Here's the counterintuitive truth about frozen pipes: the danger moment isn't when they freeze — it's when they thaw. Ice expands and stresses the pipe; the split often only reveals itself when the water starts moving again. Handle the thaw properly and you may escape with no damage at all.
Cold snap, no water from one tap, pipes visibly frosted in the loft? Here's the exact sequence.

Step 1: Turn off the stopcock
Before thawing anything, shut off the mains stopcock. If the pipe has split inside the ice, this stops a flood the moment it melts. Then open the affected tap (and nearby taps) — this relieves pressure and gives melting water somewhere to go.

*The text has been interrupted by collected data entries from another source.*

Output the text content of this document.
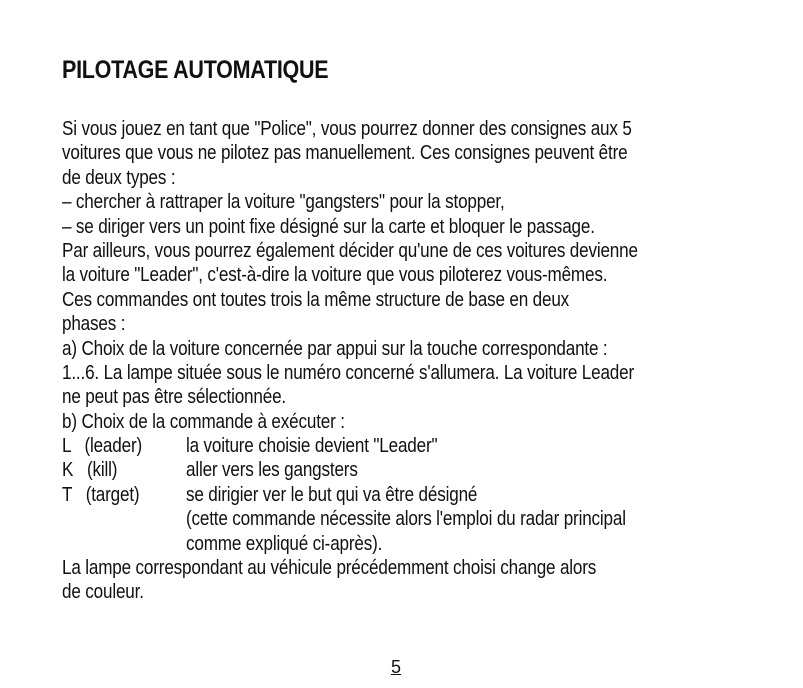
PILOTAGE AUTOMATIQUE
Si vous jouez en tant que "Police", vous pourrez donner des consignes aux 5
voitures que vous ne pilotez pas manuellement. Ces consignes peuvent être
de deux types :
– chercher à rattraper la voiture "gangsters" pour la stopper,
– se diriger vers un point fixe désigné sur la carte et bloquer le passage.
Par ailleurs, vous pourrez également décider qu'une de ces voitures devienne
la voiture "Leader", c'est-à-dire la voiture que vous piloterez vous-mêmes.
Ces commandes ont toutes trois la même structure de base en deux
phases :
a) Choix de la voiture concernée par appui sur la touche correspondante :
1...6. La lampe située sous le numéro concerné s'allumera. La voiture Leader
ne peut pas être sélectionnée.
b) Choix de la commande à exécuter :
L   (leader)	la voiture choisie devient "Leader"
K   (kill)	aller vers les gangsters
T   (target)	se dirigier ver le but qui va être désigné
(cette commande nécessite alors l'emploi du radar principal
comme expliqué ci-après).
La lampe correspondant au véhicule précédemment choisi change alors
de couleur.

5
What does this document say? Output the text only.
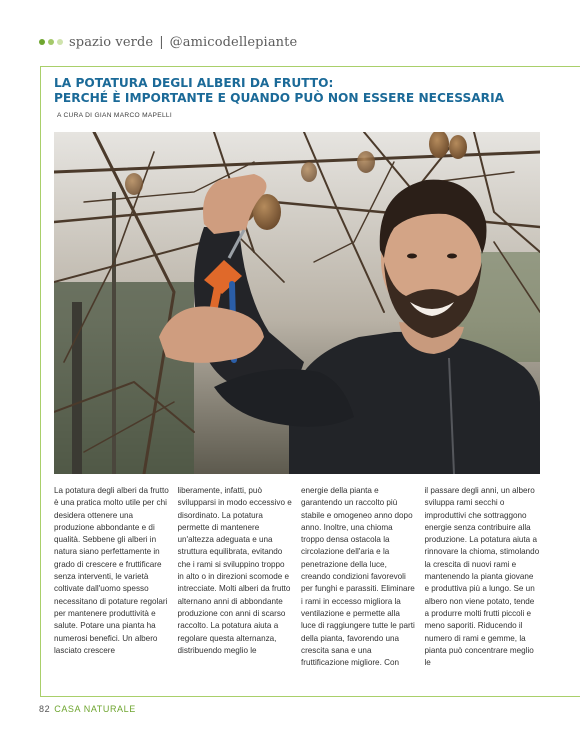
spazio verde | @amicodellepiante
LA POTATURA DEGLI ALBERI DA FRUTTO:
PERCHÉ È IMPORTANTE E QUANDO PUÒ NON ESSERE NECESSARIA
A CURA DI GIAN MARCO MAPELLI

La potatura degli alberi da frutto è una pratica molto utile per chi desidera ottenere una produzione abbondante e di qualità. Sebbene gli alberi in natura siano perfettamente in grado di crescere e fruttificare senza interventi, le varietà coltivate dall'uomo spesso necessitano di potature regolari per mantenere produttività e salute. Potare una pianta ha numerosi benefici. Un albero lasciato crescere

liberamente, infatti, può svilupparsi in modo eccessivo e disordinato. La potatura permette di mantenere un'altezza adeguata e una struttura equilibrata, evitando che i rami si sviluppino troppo in alto o in direzioni scomode e intrecciate. Molti alberi da frutto alternano anni di abbondante produzione con anni di scarso raccolto. La potatura aiuta a regolare questa alternanza, distribuendo meglio le

energie della pianta e garantendo un raccolto più stabile e omogeneo anno dopo anno. Inoltre, una chioma troppo densa ostacola la circolazione dell'aria e la penetrazione della luce, creando condizioni favorevoli per funghi e parassiti. Eliminare i rami in eccesso migliora la ventilazione e permette alla luce di raggiungere tutte le parti della pianta, favorendo una crescita sana e una fruttificazione migliore. Con

il passare degli anni, un albero sviluppa rami secchi o improduttivi che sottraggono energie senza contribuire alla produzione. La potatura aiuta a rinnovare la chioma, stimolando la crescita di nuovi rami e mantenendo la pianta giovane e produttiva più a lungo. Se un albero non viene potato, tende a produrre molti frutti piccoli e meno saporiti. Riducendo il numero di rami e gemme, la pianta può concentrare meglio le

82 CASA NATURALE
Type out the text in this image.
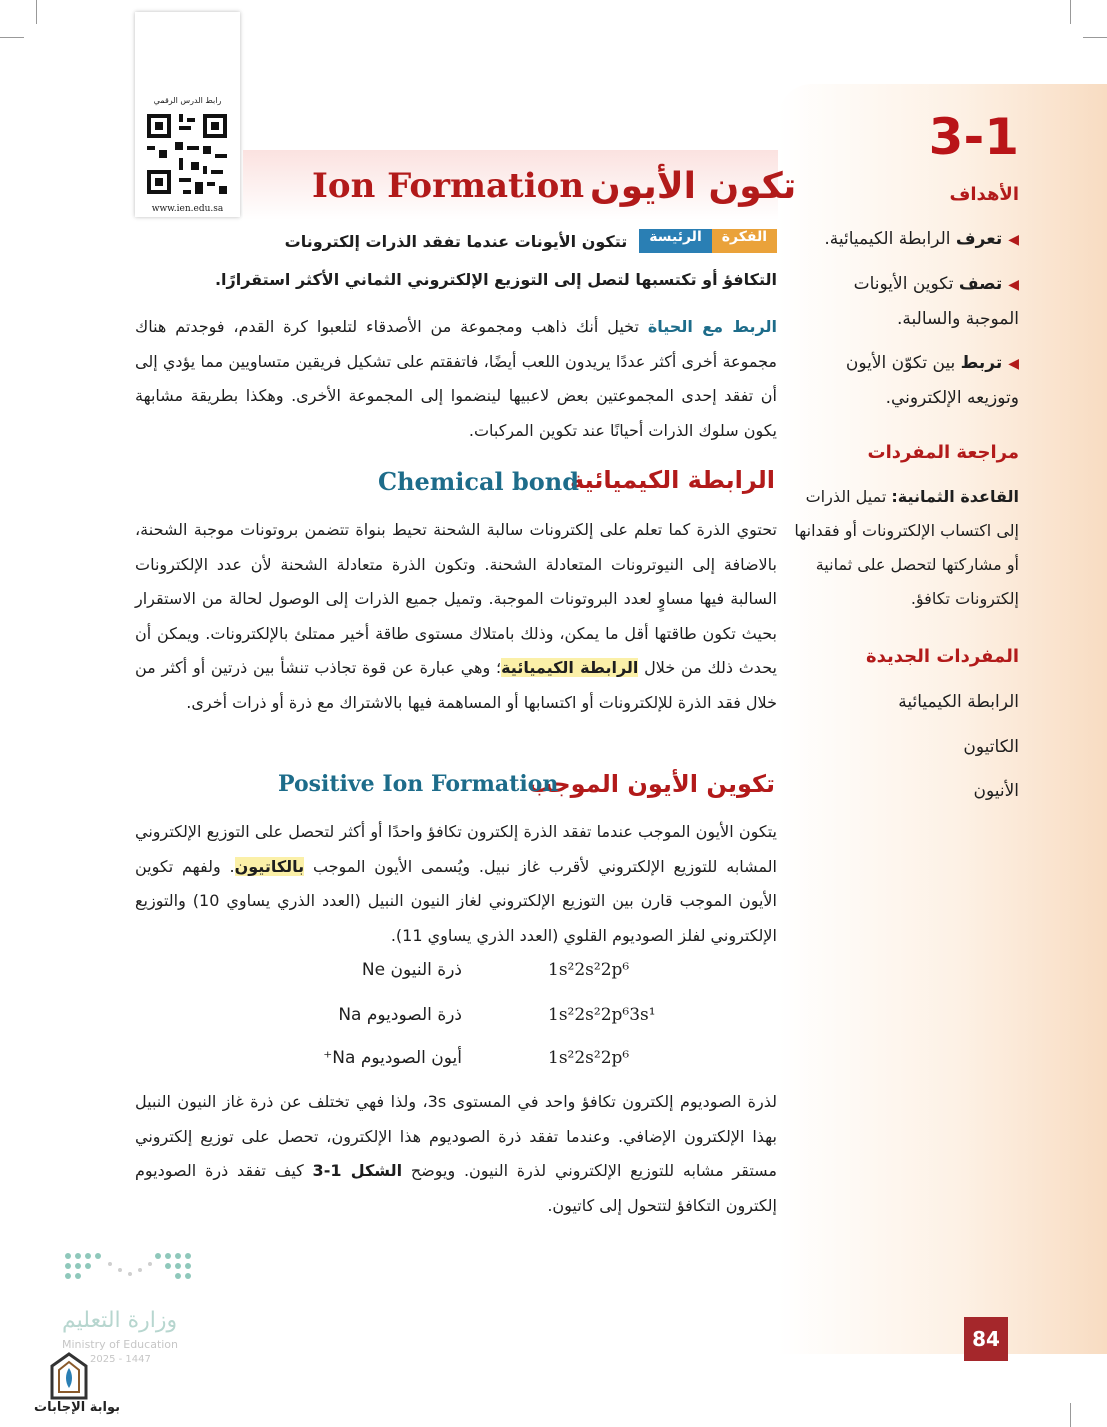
3-1
الأهداف
◀تعرف الرابطة الكيميائية.
◀تصف تكوين الأيونات الموجبة والسالبة.
◀تربط بين تكوّن الأيون وتوزيعه الإلكتروني.
مراجعة المفردات
القاعدة الثمانية: تميل الذرات إلى اكتساب الإلكترونات أو فقدانها أو مشاركتها لتحصل على ثمانية إلكترونات تكافؤ.
المفردات الجديدة
الرابطة الكيميائية
الكاتيون
الأنيون
رابط الدرس الرقمي
www.ien.edu.sa
Ion Formation تكون الأيون
الفكرة
الرئيسة
تتكون الأيونات عندما تفقد الذرات إلكترونات
التكافؤ أو تكتسبها لتصل إلى التوزيع الإلكتروني الثماني الأكثر استقرارًا.
الربط مع الحياة تخيل أنك ذاهب ومجموعة من الأصدقاء لتلعبوا كرة القدم، فوجدتم هناك مجموعة أخرى أكثر عددًا يريدون اللعب أيضًا، فاتفقتم على تشكيل فريقين متساويين مما يؤدي إلى أن تفقد إحدى المجموعتين بعض لاعبيها لينضموا إلى المجموعة الأخرى. وهكذا بطريقة مشابهة يكون سلوك الذرات أحيانًا عند تكوين المركبات.
الرابطة الكيميائية
Chemical bond
تحتوي الذرة كما تعلم على إلكترونات سالبة الشحنة تحيط بنواة تتضمن بروتونات موجبة الشحنة، بالاضافة إلى النيوترونات المتعادلة الشحنة. وتكون الذرة متعادلة الشحنة لأن عدد الإلكترونات السالبة فيها مساوٍ لعدد البروتونات الموجبة. وتميل جميع الذرات إلى الوصول لحالة من الاستقرار بحيث تكون طاقتها أقل ما يمكن، وذلك بامتلاك مستوى طاقة أخير ممتلئ بالإلكترونات. ويمكن أن يحدث ذلك من خلال الرابطة الكيميائية؛ وهي عبارة عن قوة تجاذب تنشأ بين ذرتين أو أكثر من خلال فقد الذرة للإلكترونات أو اكتسابها أو المساهمة فيها بالاشتراك مع ذرة أو ذرات أخرى.
تكوين الأيون الموجب
Positive Ion Formation
يتكون الأيون الموجب عندما تفقد الذرة إلكترون تكافؤ واحدًا أو أكثر لتحصل على التوزيع الإلكتروني المشابه للتوزيع الإلكتروني لأقرب غاز نبيل. ويُسمى الأيون الموجب بالكاتيون. ولفهم تكوين الأيون الموجب قارن بين التوزيع الإلكتروني لغاز النيون النبيل (العدد الذري يساوي 10) والتوزيع الإلكتروني لفلز الصوديوم القلوي (العدد الذري يساوي 11).
ذرة النيون Ne	1s²2s²2p⁶
ذرة الصوديوم Na	1s²2s²2p⁶3s¹
أيون الصوديوم Na⁺	1s²2s²2p⁶
لذرة الصوديوم إلكترون تكافؤ واحد في المستوى 3s، ولذا فهي تختلف عن ذرة غاز النيون النبيل بهذا الإلكترون الإضافي. وعندما تفقد ذرة الصوديوم هذا الإلكترون، تحصل على توزيع إلكتروني مستقر مشابه للتوزيع الإلكتروني لذرة النيون. ويوضح الشكل 1-3 كيف تفقد ذرة الصوديوم إلكترون التكافؤ لتتحول إلى كاتيون.
وزارة التعليم
Ministry of Education
2025 - 1447
84
بوابة الإجابات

Step 2: Find the frozen section
Work backwards from the dead tap. Frozen sections are usually where pipes run through unheated spaces: lofts, garages, under floors, outside walls, or near airbricks. Frost on the pipe, a slight bulge, or a section that feels dramatically colder are the giveaways.
Step 3: Thaw gently
Use a hairdryer on a low setting, warm (not boiling) towels, or a hot water bottle wrapped against the pipe. Start from the tap end and work back toward the frozen section, so meltwater can escape. Warming the whole room with the heating on helps too. Patience is the technique — this takes time.
What never to do
Never use a blowtorch, heat gun on high, or any naked flame — you'll damage the pipe, risk fire, and can flash-boil water inside the pipe causing it to burst violently. Don't crank a boiler onto maximum to 'push through' a frozen heating pipe. And don't leave a thawing pipe unattended: if it's split, you want to be there when it shows.
Stop it happening again
Lag every pipe in unheated spaces — foam lagging costs pennies per metre. Insulate outside taps or fit isolation valves so they can be drained for winter. During hard frosts, keep the heating on low even when you're away, and open the loft hatch to let warm air circulate. If you're away for long periods in winter, consider draining the system entirely.